Defesa de Zambelli antecipa negativa de extradição e “efeito dominó”
A defesa de Carla Zambelli acredita que a demora da Corte em decidir sobre o pedido de extradição, feito pelo Supremo Tribunal Federal (STF), pode indicar uma vitória para a ex-deputada federal. A decisão pode ser emitida a qualquer momento.
Segundo análises obtidas pela Gazeta do Povo, os magistrados italianos necessitam de mais tempo para emitir uma sentença de soltura que convença a opinião pública na Itália. Contudo, os advogados preveem um impacto significativo na imprensa caso a decisão seja favorável.
Uma saída para evitar polêmica seria negar a extradição com base nas condições do sistema prisional brasileiro. Assim, os julgadores não precisariam considerar a suspeição do ministro Alexandre de Moraes, nem a alegação de que ele atuaria simultaneamente como juiz e vítima.
Negar a extradição sob o argumento de parcialidade de Moraes, segundo os advogados, poderia gerar um "efeito dominó" em casos em andamento ou já encerrados no Brasil e em instâncias internacionais. Isso ocorreria porque os magistrados poderiam aceitar a tese de que o ministro é, ao mesmo tempo, juiz e vítima. A defesa acredita que, nesse cenário, o inquérito das fake news e ações relacionadas a um suposto golpe de Estado seriam impactados. Além disso, haveria consequências políticas: uma sentença europeia favorável poderia deslegitimar ações do STF em um eventual novo governo de direita no Brasil.

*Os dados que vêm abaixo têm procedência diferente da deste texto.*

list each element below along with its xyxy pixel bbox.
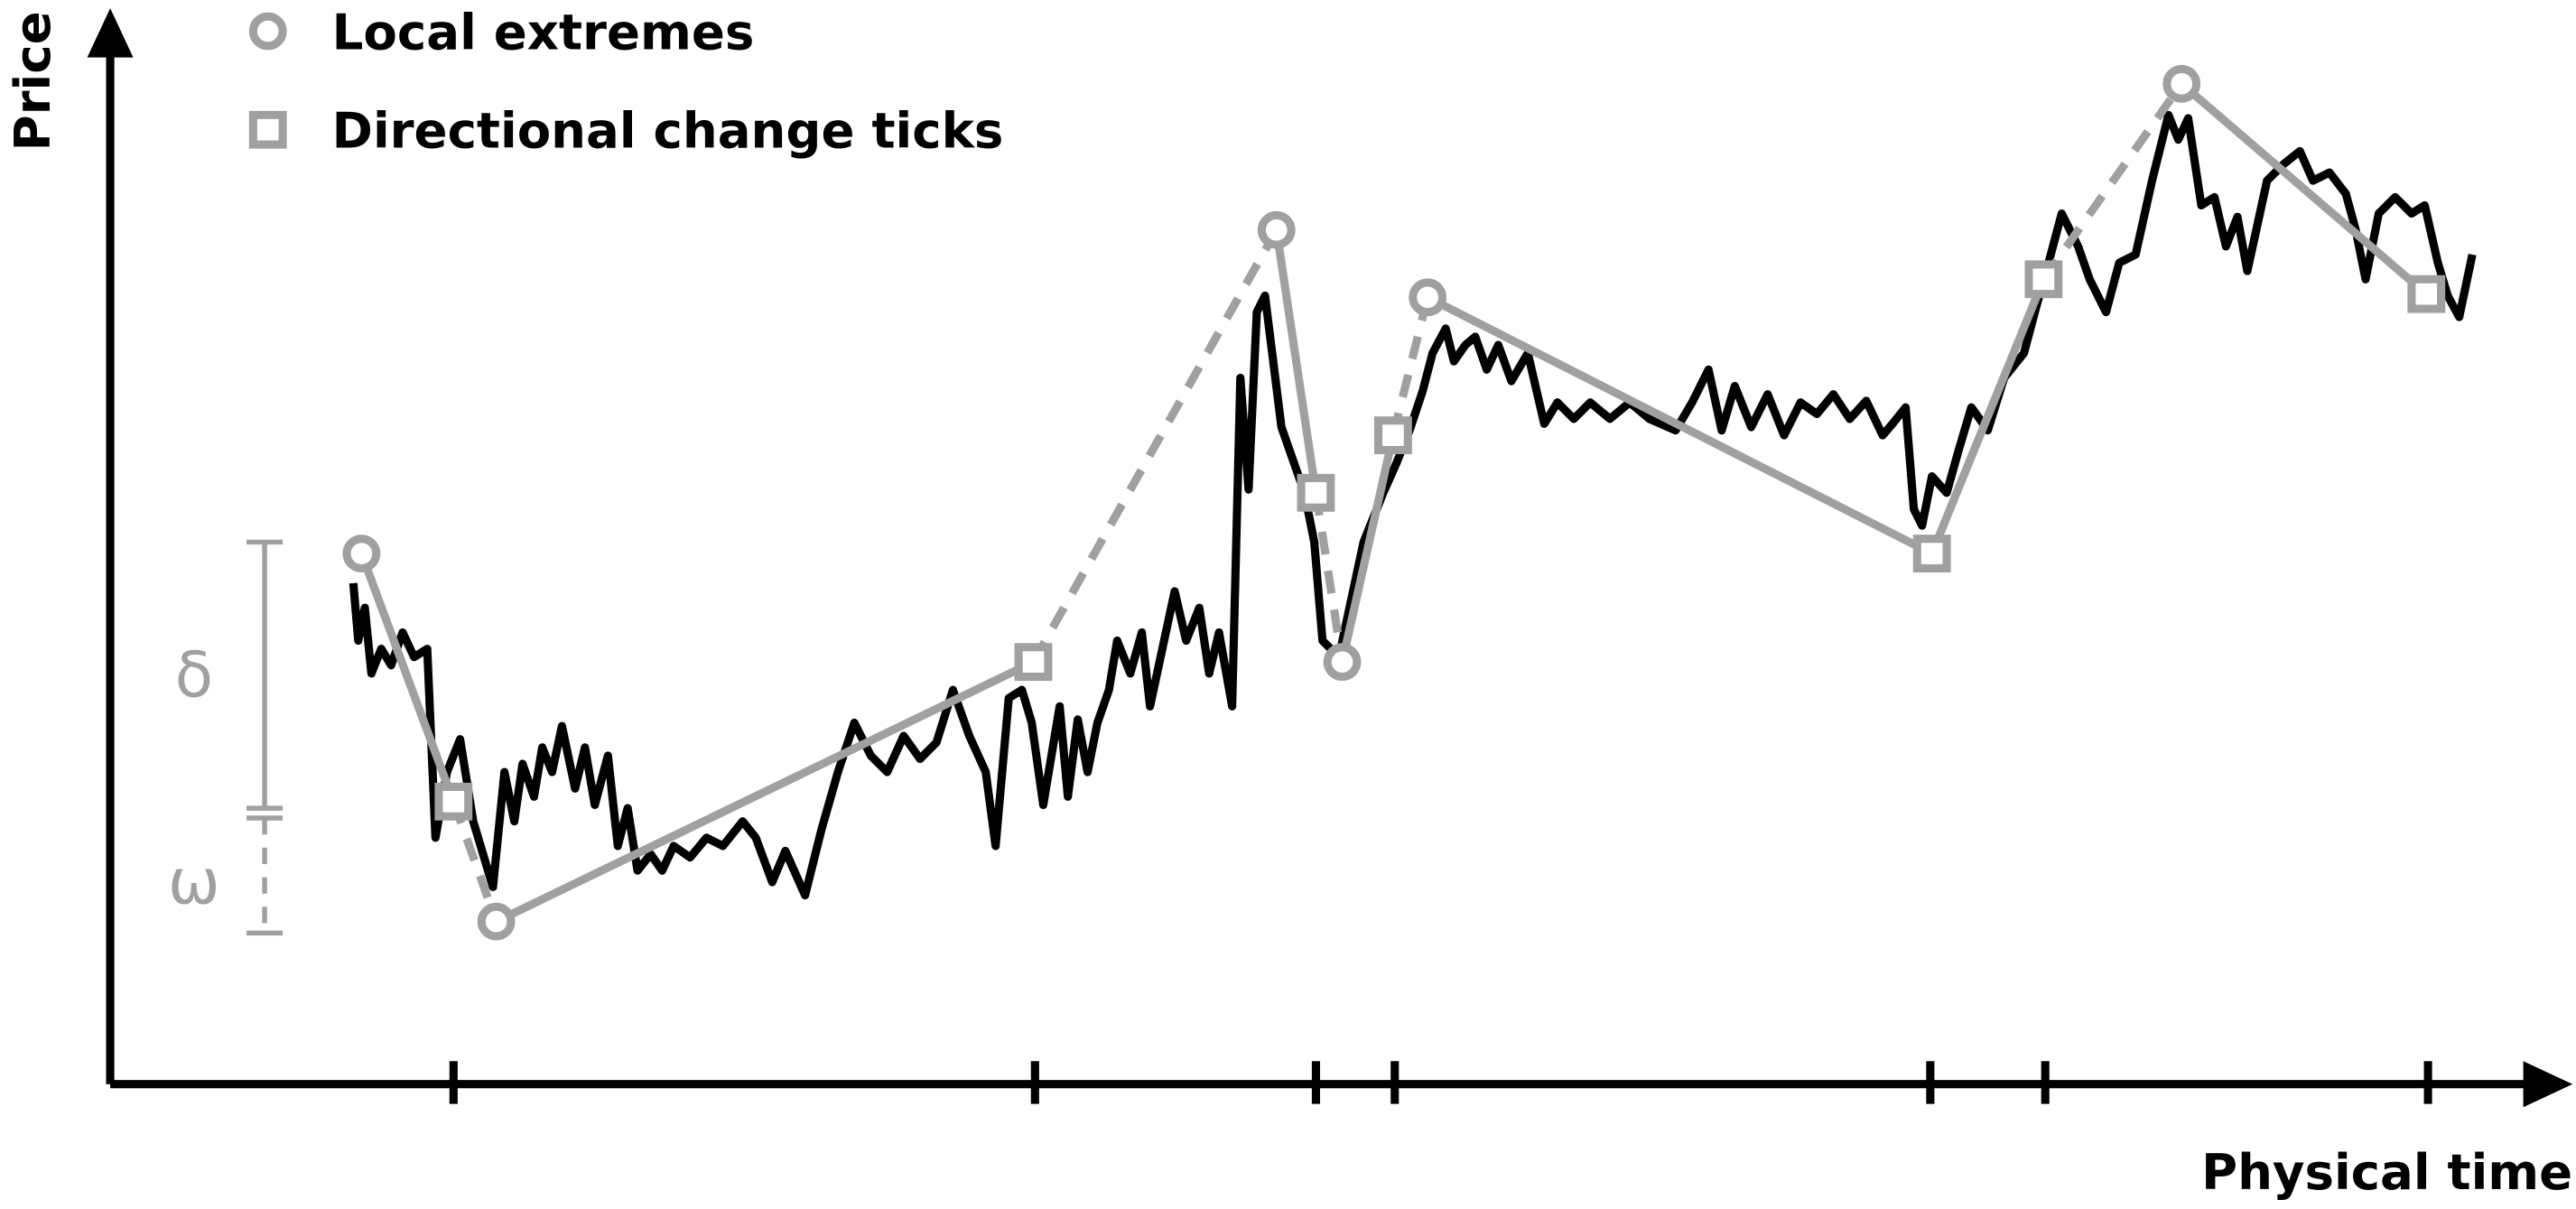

Corte italiana rejeita testemunhas de Zambelli
A Corte italiana já concluiu as audiências sobre a extradição de Zambelli.
Uma decisão favorável às autoridades brasileiras é considerada improvável por três motivos principais. O primeiro refere-se ao caso do jogador Robinho, condenado a nove anos de prisão na Itália por estupro coletivo, que não foi extraditado e cumpre pena no Brasil. Isso levanta questões de reciprocidade política, pois a Corte precisaria justificar uma decisão favorável ao Brasil após não ter atuado da mesma forma em relação a Robinho.
O segundo ponto destacado pela defesa envolve a alegação de que Moraes seria juiz e vítima. Em um cenário de extradição, a sentença precisaria abordar essa questão e justificar por que a tese não é válida. Zambelli foi condenada por supostamente contratar o hacker Walter Delgatti Neto para invadir os sistemas do Conselho Nacional de Justiça (CNJ) e inserir um mandado de prisão assinado por Moraes contra ela mesma.
O terceiro ponto, na visão dos advogados, é a jurisprudência da Justiça italiana, que, segundo eles, há 15 anos não autoriza extradições em casos semelhantes.